Kong Lu bajó la cabeza y no se atrevió a mirar a Xia He.
—Quizás ya no recuerdes nada de esto, y en realidad no me importan estas cosas, pero tengo la costumbre de llevar cuentas. Me gusta registrar cada ingreso y gasto. Incluso si es solo una pequeña cantidad de dinero para un bollo pequeño, lo anotaré. Mis libros de cuentas están en el cajón de la mesilla de noche en casa. Lo sabes, ¿verdad? —Xia He le echó a Kong Lu una mirada oscura.
Kong Lu asintió rígidamente y dijo:
— Sí.
—Pero nunca los has mirado antes, ¿verdad? No te importan las cuentas de la casa. —Xia He se levantó y entró en la habitación para sacar de su bolso unos cuantos libros envueltos en papel marrón.

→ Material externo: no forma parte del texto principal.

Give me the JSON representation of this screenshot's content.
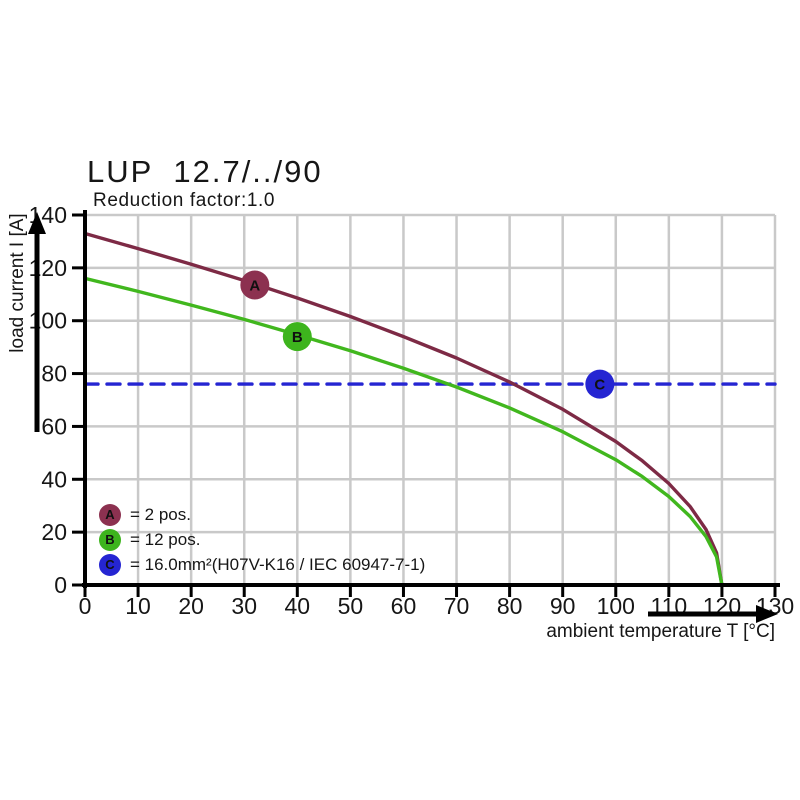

—Estas son todas las cuentas de los últimos años. Después de tantos años de matrimonio, sólo me has dado unos 500 dólares en total. Mis gastos diarios para tu madre y hermana han sido más de 500 dólares durante tantos años. —Xia He colocó los libros de cuentas sobre la mesa y los empujó hacia Kong Lu.
—Además, tu madre siempre dice que tus hermanos lo están pasando mal y me ha pedido prestado dinero e innumerables cosas. ¿Adivina cuánto es? Son 2,682 dólares en efectivo y artículos por valor de 4,080 dólares —dijo Xia He mientras miraba los libros de cuentas.
Kong Lu apretó inconscientemente los puños. No esperaba que su familia hubiera gastado tanto dinero de Xia He a lo largo de los años.
—Xia He suspiró y dijo:
— Aunque gano más dinero que la gente común, hay un límite. Para ser honesta, solo me quedan decenas de dólares. Deberías saber cuánto ha gastado tu hermana en la capital durante este tiempo.
Kong Lu no sabía qué decir y sólo pudo permanecer en silencio.